En plena pandemia, enfermeras de un hospital público salen a la calle a pedir insumos y medicamentos para enfermos de covid. Esta es la realidad negada por Marito que, en contrapartida, declara un sistema sanitario de ensueño como burla a los pacientes.

“La inversión en salud realizada durante este gobierno no tiene precedentes en todo el período democrático. La crisis sanitaria ocasionada por la pandemia se hizo frente con un incremento inédito en unidades de terapia intensiva, unidades de salud familiar, contratación de personal de blanco y obtención de vacunas para el covid”.

Este es parte del informe de gestión que el presidente Mario Abdo Benítez ofreció ante el Congreso nacional ante la desaprobación generalizada por tratarse, según las críticas, de un compendio de mentiras y burlas a la ciudadanía, cansada de la ineficiencia gubernamental, la corrupción galopante, la impunidad y, en el lado opuesto, la inseguridad, la pobreza, los pésimos servicios públicos y la politiquería barata en un año eminentemente electoral.

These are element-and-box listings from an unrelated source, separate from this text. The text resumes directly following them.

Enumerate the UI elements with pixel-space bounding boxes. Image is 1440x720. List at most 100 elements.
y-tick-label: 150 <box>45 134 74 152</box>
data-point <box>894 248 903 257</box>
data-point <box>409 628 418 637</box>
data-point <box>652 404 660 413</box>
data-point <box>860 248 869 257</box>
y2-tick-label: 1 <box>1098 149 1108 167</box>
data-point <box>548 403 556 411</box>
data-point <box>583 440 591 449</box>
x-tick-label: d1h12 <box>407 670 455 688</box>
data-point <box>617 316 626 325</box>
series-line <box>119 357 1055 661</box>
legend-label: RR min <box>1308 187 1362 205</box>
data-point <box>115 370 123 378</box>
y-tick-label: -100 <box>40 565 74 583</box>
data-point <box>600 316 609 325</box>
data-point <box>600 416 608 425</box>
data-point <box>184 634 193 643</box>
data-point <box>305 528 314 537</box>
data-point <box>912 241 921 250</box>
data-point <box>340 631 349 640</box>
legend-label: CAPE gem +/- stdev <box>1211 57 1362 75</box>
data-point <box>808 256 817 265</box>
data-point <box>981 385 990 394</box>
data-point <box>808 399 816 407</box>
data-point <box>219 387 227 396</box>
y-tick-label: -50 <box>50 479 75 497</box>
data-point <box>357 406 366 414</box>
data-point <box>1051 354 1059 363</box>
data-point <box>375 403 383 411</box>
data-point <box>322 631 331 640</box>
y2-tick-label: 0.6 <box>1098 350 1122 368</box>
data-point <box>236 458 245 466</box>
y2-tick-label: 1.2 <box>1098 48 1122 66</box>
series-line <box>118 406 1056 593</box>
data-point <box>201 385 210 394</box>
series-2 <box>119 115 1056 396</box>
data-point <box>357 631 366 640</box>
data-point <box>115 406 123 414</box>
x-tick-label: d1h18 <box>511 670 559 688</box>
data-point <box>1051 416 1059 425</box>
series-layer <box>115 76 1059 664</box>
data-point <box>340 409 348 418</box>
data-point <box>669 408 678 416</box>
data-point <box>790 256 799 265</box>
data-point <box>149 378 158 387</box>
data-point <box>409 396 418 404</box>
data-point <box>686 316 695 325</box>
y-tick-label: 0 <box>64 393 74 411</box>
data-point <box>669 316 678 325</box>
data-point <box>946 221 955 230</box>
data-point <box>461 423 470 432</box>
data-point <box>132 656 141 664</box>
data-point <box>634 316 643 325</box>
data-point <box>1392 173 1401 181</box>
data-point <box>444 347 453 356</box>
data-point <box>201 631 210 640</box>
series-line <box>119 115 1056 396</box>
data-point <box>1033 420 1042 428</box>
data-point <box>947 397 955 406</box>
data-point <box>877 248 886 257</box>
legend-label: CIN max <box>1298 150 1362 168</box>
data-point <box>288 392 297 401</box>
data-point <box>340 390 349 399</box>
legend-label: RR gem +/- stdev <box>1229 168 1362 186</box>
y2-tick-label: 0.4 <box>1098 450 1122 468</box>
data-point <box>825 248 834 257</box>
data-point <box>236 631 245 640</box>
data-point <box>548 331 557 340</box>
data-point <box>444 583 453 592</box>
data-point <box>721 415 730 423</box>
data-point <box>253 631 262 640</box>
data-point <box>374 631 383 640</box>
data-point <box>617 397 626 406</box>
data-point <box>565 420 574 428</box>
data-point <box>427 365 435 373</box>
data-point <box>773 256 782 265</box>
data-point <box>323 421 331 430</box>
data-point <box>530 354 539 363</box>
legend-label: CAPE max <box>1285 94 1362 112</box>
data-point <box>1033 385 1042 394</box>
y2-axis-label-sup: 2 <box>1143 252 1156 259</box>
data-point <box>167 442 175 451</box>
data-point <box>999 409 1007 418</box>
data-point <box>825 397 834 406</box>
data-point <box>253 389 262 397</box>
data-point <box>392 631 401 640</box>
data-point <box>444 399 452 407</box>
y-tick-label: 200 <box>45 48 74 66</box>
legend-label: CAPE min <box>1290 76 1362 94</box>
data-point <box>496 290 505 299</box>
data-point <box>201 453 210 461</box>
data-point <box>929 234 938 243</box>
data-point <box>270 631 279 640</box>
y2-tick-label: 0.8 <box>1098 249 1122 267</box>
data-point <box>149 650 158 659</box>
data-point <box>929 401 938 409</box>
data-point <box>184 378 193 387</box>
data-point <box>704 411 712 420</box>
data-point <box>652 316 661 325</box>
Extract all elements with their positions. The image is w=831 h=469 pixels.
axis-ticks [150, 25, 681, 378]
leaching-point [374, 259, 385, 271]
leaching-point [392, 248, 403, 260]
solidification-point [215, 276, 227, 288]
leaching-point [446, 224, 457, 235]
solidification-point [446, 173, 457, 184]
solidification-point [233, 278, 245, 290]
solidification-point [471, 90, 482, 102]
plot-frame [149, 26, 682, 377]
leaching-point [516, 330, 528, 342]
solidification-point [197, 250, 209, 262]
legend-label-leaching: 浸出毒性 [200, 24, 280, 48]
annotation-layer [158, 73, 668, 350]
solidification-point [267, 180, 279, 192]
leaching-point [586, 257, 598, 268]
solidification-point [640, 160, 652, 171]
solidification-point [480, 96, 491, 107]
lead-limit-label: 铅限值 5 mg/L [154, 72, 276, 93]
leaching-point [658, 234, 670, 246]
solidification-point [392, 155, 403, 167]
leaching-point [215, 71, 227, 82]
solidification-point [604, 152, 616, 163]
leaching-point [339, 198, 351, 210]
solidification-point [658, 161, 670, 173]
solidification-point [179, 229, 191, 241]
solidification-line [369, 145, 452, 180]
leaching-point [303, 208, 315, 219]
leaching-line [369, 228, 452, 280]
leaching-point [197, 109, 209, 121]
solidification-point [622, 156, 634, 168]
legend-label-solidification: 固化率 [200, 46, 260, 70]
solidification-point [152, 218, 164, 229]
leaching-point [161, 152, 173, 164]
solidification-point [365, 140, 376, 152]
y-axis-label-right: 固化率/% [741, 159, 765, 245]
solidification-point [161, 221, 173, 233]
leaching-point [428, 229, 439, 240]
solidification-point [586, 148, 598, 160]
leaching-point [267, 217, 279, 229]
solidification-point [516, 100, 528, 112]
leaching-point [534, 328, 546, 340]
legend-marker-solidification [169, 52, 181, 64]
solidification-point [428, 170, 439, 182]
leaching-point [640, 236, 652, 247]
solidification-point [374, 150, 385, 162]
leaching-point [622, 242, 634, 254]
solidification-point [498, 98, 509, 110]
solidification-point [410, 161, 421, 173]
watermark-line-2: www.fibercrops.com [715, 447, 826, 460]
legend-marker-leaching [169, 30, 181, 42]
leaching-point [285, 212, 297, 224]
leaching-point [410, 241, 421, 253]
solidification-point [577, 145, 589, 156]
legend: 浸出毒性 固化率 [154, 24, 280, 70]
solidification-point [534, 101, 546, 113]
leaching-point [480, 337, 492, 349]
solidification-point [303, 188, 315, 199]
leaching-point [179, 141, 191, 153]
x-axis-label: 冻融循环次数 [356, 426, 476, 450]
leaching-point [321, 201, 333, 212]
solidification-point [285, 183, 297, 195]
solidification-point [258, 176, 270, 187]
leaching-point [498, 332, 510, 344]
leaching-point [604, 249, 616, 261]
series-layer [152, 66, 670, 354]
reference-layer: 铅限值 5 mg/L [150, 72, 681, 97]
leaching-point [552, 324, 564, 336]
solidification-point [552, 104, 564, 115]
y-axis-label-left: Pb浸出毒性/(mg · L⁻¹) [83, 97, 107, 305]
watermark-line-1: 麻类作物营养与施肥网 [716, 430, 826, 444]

En su mensaje, leído desde las comodidades de su termo dorado que es el Palacio de López, y rodeado de sus serviles, se refirió al tema “Salud” y lo pintó de maravillas, como si el pueblo no existiera o careciera de memoria, mientras aún llora la muerte de sus familiares por covid y, en paralelo, los fallecimientos silenciosos cuan dolorosos de centenares de pacientes con cáncer y otras dolencias críticas que sucumben ante la realidad de un sistema de salud atestado de carencias y corrupción.

El pueblo paraguayo se endeudó por más de 4.000 millones de dólares para darle al gobierno la financiación adecuada contra la pandemia traducida en un protocolo internacional de lucha que, en el caso del “Paraguay de la gente” resultó en una repartija colosal de recursos y la creación de nuevos multimillonarios, mientras la población era obligada a recluirse con el estómago vacío y los hospitales colapsaban por falta de camas, oxígeno y médicos, en una escena propia de tiempos de guerra donde el sálvese quien pueda ha sido la constante en medio del mar de precariedades.

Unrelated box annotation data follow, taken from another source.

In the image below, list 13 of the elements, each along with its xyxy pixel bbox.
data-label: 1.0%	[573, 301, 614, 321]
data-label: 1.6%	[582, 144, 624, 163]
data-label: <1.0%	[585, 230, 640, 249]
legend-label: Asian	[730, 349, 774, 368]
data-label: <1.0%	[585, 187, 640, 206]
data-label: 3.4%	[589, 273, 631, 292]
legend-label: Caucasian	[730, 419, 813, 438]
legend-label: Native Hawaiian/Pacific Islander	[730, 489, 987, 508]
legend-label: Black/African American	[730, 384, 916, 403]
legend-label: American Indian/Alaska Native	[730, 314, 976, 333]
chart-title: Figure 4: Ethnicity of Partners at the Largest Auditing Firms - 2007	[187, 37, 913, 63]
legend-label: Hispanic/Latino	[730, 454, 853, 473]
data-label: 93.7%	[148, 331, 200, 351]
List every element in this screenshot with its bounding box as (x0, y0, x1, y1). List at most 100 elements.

Mientras más llegaban los recursos y donaciones las muertes se multiplicaban; en contrapartida, el presidente del país se llamaba a silencio aislado en su termo de oro y, en la calle, compatriotas golpeados en su salud, su bolsillo y su moral, se daban golpes de impotencia preguntándose dónde estaban sus autoridades.

Si, en vez de robar, Marito invertía los millones de dólares recabados del exterior, miles de muertes de paraguayos se hubieran evitado y la economía no hubiera acusado el rigor del desastre en que se encuentra, salvada apenas por la iniciativa privada que levanta al país a fuerza de trabajo e inversión real.